Friday, July 08, 2005

On The Mark -- Pick and Choose Terrorism Warning System

Imagine for a moment that you're in the middle of WWII (instead of the current WWIII). You live in England. Bombs are falling from the skies on the factories in Birmingham and Liverpool. So the government puts out a hightened warning for people who work or live in factories. Everyone else, be vigilant, but you don't need to worry as much as those in and near factories. Sounds preposterous, right? I mean bombs could start falling anywhere (and they did).

This scenario is no different than what actually happened yesterday with this idiotic terrorism warning light system in the U.S. Transit was hit in London, so U.S. Homeland Security raises the threat level to orange, but for mass transit only. So just because bombs went off on a bus and in subways in London, that's the only place terrorists are thinking about right now? Come on.

Sure, security should be heightened...everywhere. The press conference to announce the changing of colors from yellow to orange for mass transit was for PR only. I noticed several mayors announcing this morning that they've taken it upon themselves to increase security in more areas than mass transit. Duh.

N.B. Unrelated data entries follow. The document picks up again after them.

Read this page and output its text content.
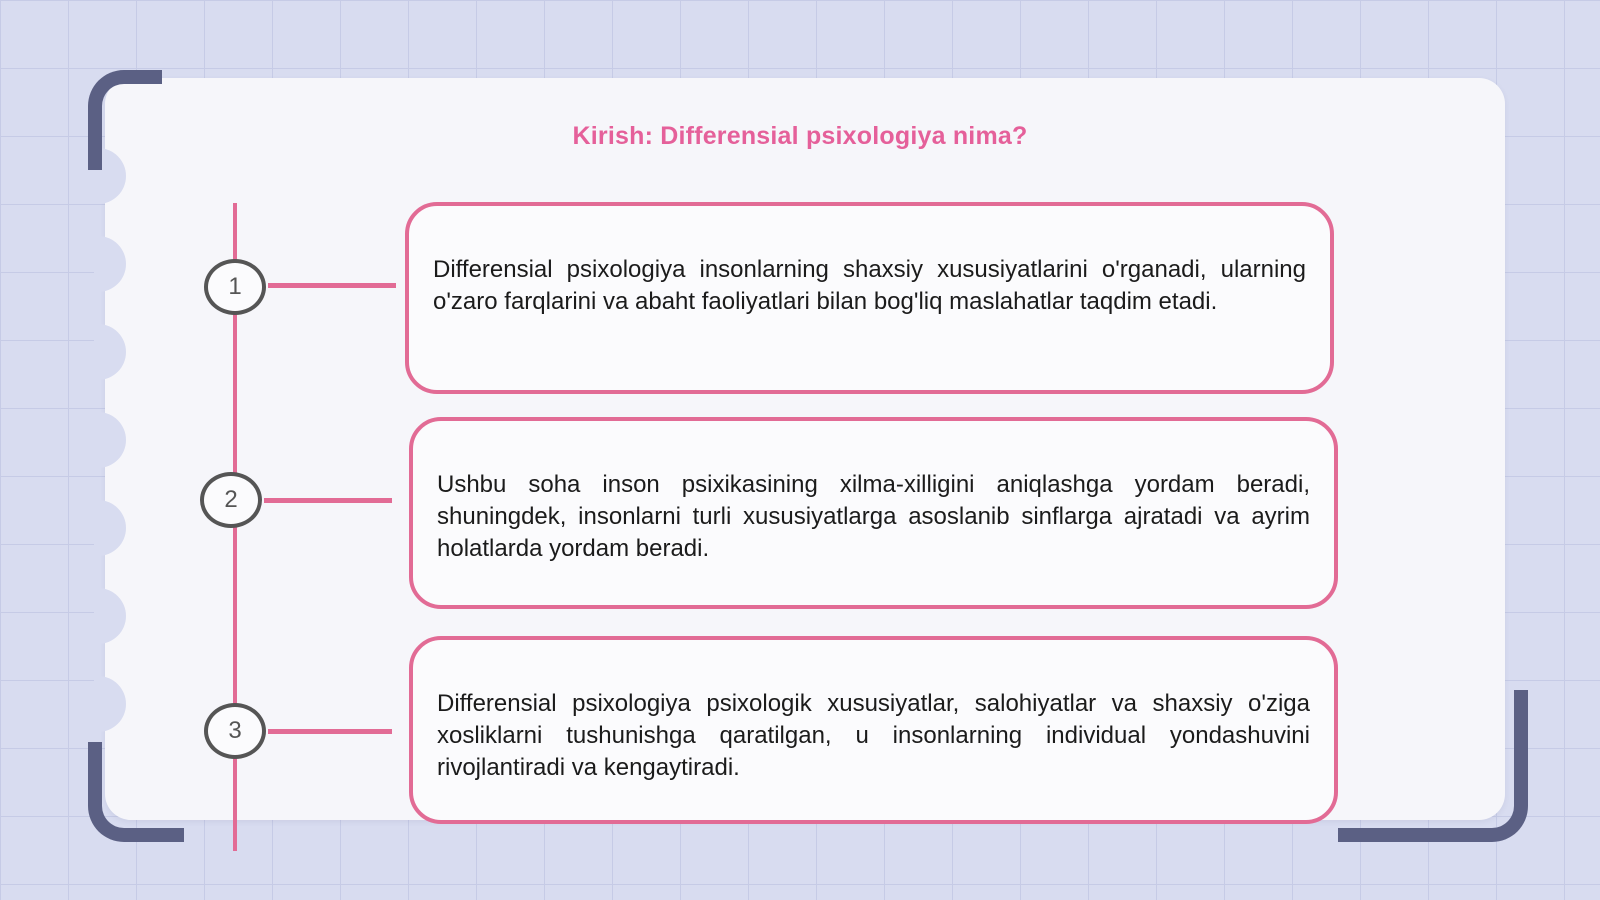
Kirish: Differensial psixologiya nima?
1

Differensial psixologiya insonlarning shaxsiy xususiyatlarini o'rganadi, ularning o'zaro farqlarini va abaht faoliyatlari bilan bog'liq maslahatlar taqdim etadi.

2

Ushbu soha inson psixikasining xilma-xilligini aniqlashga yordam beradi, shuningdek, insonlarni turli xususiyatlarga asoslanib sinflarga ajratadi va ayrim holatlarda yordam beradi.

3

Differensial psixologiya psixologik xususiyatlar, salohiyatlar va shaxsiy o'ziga xosliklarni tushunishga qaratilgan, u insonlarning individual yondashuvini rivojlantiradi va kengaytiradi.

It seems that if you're in a war with an unknown and unpredictable enemy that it's easy to assume their targets will be random and unknown. Now we have pick and choose warning systems.

3 comments:

Guerilla Gorilla said...
This comment has been removed by a blog administrator.
B2 said...

Hmmm... what's up with that?

I noticed yesterday that Yahoo ran a news item talking about the fact that there was no perceived threat to any of the mass transit in the U.S... so need to worry, was the uptake. The article didn't mention that there was also no perceived threat in London just before the bombings.

Zhasper said...

Bruce Schneier said it well on his blog

I would also like to urge everyone not to get wrapped up in the particulars of the terrorist tactics. We need to resist the urge to react against the particulars of this particular terrorist plot, and to keep focused on the terrorists' goals. Spending billions to defend our trains and busses at the expense of other counterterrorist measures makes no sense. Terrorists are out to cause terror, and they don't care if they bomb trains, busses, shopping malls, theaters, stadiums, schools, markets, restaurants, discos, or any other collection of 100 people in a small space. There are simply too many targets to defend, and we need to think smarter than protecting the particular targets the terrorists attacked last week.